The S&P/Case-Shiller index of property values in 20 cities increased 9.3 percent from May 2013, the smallest year-to-year advance since February 2013, after rising 10.8 percent in the year ended in April, the group said Tuesday in New York. Compared with the prior month, prices dropped for the first time in two years.
“It’s a healthy slowdown for the housing market,” said Aneta Markowska, chief U.S. economist at Société Générale in New York. “The sooner we correct to a more sustainable growth rate, the better it is for the price outlook in the medium term.”
The Case-Shiller index is based on a three-month average, which means the May figure was influenced by transactions in April and March.
Home prices, adjusted for seasonal variations, decreased 0.3 percent in May from the previous month, the first drop since January 2012, after climbing 0.1 percent in April. Unadjusted prices increased 1.1 percent in May for a second month.
Higher mortgage rates and strict lending requirements are bridling sales. Continued job growth and greater balance between supply and demand will be needed to bring some potential homebuyers back into the market.
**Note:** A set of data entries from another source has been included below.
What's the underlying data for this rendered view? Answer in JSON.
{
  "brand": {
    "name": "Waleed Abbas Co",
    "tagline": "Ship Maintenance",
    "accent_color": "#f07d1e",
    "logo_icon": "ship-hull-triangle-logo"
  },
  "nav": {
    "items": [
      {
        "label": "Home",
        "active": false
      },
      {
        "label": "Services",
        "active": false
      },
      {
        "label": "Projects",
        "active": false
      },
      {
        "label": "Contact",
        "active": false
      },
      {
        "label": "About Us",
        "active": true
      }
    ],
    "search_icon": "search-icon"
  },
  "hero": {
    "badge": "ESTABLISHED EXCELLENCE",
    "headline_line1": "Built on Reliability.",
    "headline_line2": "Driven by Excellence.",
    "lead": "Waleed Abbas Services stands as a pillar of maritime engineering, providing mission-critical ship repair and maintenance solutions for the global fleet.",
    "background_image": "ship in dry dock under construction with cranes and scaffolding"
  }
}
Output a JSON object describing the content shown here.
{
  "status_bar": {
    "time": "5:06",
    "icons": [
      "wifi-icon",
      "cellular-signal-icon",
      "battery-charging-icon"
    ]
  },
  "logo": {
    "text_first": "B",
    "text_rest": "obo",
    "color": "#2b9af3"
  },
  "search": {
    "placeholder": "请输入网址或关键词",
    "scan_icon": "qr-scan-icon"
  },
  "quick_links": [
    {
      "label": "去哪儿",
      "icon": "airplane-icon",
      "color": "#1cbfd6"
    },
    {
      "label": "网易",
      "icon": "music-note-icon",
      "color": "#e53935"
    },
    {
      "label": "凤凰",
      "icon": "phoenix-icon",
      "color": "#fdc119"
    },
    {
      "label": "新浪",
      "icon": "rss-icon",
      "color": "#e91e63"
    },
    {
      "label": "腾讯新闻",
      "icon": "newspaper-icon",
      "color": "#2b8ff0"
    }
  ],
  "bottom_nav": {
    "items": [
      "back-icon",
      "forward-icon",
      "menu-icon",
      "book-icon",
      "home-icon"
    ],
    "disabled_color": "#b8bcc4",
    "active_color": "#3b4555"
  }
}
“Housing has been turning in mixed economic numbers in the last few months,” said David Blitzer, chairman of the S&P index committee. “At the same time, the broader economy and especially employment are showing larger improvements and substantial gains.”
Residential real estate has struggled to gain traction since mid-2013, as mortgage rates climbed from historically low levels.
The number of Americans who signed contracts to buy previously owned homes unexpectedly declined in June, falling 1.1 percent from the month before, figures from the National Association of Realtors showed.
Another report showed that sales of newly built homes declined last month, decreasing 8.1 percent to a 406,000 annualized pace and following a May reading that was a record 12.3 percent lower than previously estimated, according to Commerce Department data.